Dominique La Haye
Agence QMI

Pipelines: malaise dans les rangs libéraux

Dominique La Haye

OTTAWA - La décision du gouvernement Trudeau de donner le feu vert à deux projets de pipeline dans l'Ouest canadien crée un malaise dans les rangs libéraux.

Le premier ministre Justin Trudeau, entouré de plusieurs membres de son cabinet, a annoncé mardi qu'il appuyait les projets de modernisation Trans Mountain, qui doit relier l'Alberta à l'océan Pacifique, ainsi que celui de la Canalisation 3, reliant également cette province à l'État du Wisconsin, aux États-Unis. Il a par ailleurs rejeté le controversé projet d'oléoduc Northern Gateway.

Tout en se rangeant derrière la décision du gouvernement, des députés libéraux fédéraux de la Colombie-Britannique n'ont pas caché leur déception, mercredi matin, à l'entrée de la réunion hebdomadaire de leur caucus. Ils reconnaissent que la bénédiction du fédéral à ces projets fait bien des mécontents parmi leurs électeurs.

La députée de Vancouver Quadra, Joyce Murray, dit avoir tenté de dissuader le gouvernement d'approuver ces projets. Elle se conforte maintenant dans le fait qu'Ottawa a rattaché plusieurs conditions contraignantes à sa décision.

«J'ai été déçue, parce que j'ai essayé de convaincre le gouvernement de choisir une autre voie, mais je suis à l'aise parce qu'on a un avenir avec plusieurs programmes pour améliorer l'environnement pour protéger l'environnement et répondre à la question des changements climatiques», a-t-elle soutenu.
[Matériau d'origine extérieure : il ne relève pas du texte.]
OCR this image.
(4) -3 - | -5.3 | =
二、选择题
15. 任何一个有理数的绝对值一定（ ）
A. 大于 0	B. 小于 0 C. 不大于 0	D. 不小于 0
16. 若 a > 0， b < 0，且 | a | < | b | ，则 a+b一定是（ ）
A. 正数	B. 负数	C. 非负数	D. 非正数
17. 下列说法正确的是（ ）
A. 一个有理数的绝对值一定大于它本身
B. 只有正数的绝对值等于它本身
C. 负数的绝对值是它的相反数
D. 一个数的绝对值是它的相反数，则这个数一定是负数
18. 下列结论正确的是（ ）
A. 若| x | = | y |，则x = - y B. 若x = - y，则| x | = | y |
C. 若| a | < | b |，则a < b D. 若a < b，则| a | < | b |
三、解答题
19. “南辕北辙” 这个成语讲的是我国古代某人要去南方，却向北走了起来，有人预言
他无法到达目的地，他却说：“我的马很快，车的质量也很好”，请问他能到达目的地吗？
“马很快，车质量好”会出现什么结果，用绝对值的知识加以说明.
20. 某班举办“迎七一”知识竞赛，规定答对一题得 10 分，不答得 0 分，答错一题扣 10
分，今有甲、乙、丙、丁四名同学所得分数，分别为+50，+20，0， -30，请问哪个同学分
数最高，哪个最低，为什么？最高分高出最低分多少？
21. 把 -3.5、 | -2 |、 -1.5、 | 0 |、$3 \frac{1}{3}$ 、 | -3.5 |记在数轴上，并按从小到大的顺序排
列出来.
«Je ne suis pas contente de la décision», a reconnu la députée de Vancouver Centre, Hedy Fry.

Elle s'est tout de même réjouie du fait que le gouvernement ait donné son appui sous réserve de 150 conditions, auxquelles la pétrolière américaine Kinder Morgan devra se conformer si elle veut acheminer 900 000 barils d'or noir par pipeline vers Burnaby, dans la région de Vancouver.

Mme Fry fait face à l'opposition du conseil municipal de cette ville, ainsi que des militants écologistes et autochtones.

Le député de North Vancouver, Jonathan Wilkinson, reconnaît que plusieurs de ses électeurs sont opposés au projet et que d'autres sont en faveur. Il s'est dit à l'aise à l'idée de maintenant défendre le projet.

«Je le suis. Je pense que c'est un exemple où le gouvernement prend une décision qui est liée au développement économique, mais d'une manière qui soit viable pour l'environnement», a-t-il indiqué.

Préoccupations

Le député estime que les préoccupations soulevées dans sa circonscription ont été prises en considération par le gouvernement.

Mercredi, le premier ministre a pour sa part défendu une fois de plus sa décision, à l'entrée de la réunion de son caucus. «On prend des décisions importantes dans l'intérêt national et on travaille fort pour démontrer que c'est la bonne décision à prendre», a déclaré Justin Trudeau.

«Il y en aura des gens mécontents, ça on le sait», a-t-il réagi, lorsque questionné au sujet des opposants au transport de pétrole par pipelines qui manifestaient mercredi devant son bureau de circonscription à Montréal.

Le député conservateur Gérard Deltell a pour sa part déploré la décision du gouvernement de rejeter le projet Northern Gateway.

«On est déçu de voir que le gouvernement a choisi deux projets plutôt que trois, alors que les trois avaient rempli les cases de l'Office national de l'énergie. On est déçu de voir que des deux projets, celui d'éliminé, c'était celui qui avait des perspectives d'avenir intéressantes avec les ententes qui avaient été conclues avec les communautés locales et tout ça», a-t-il soutenu.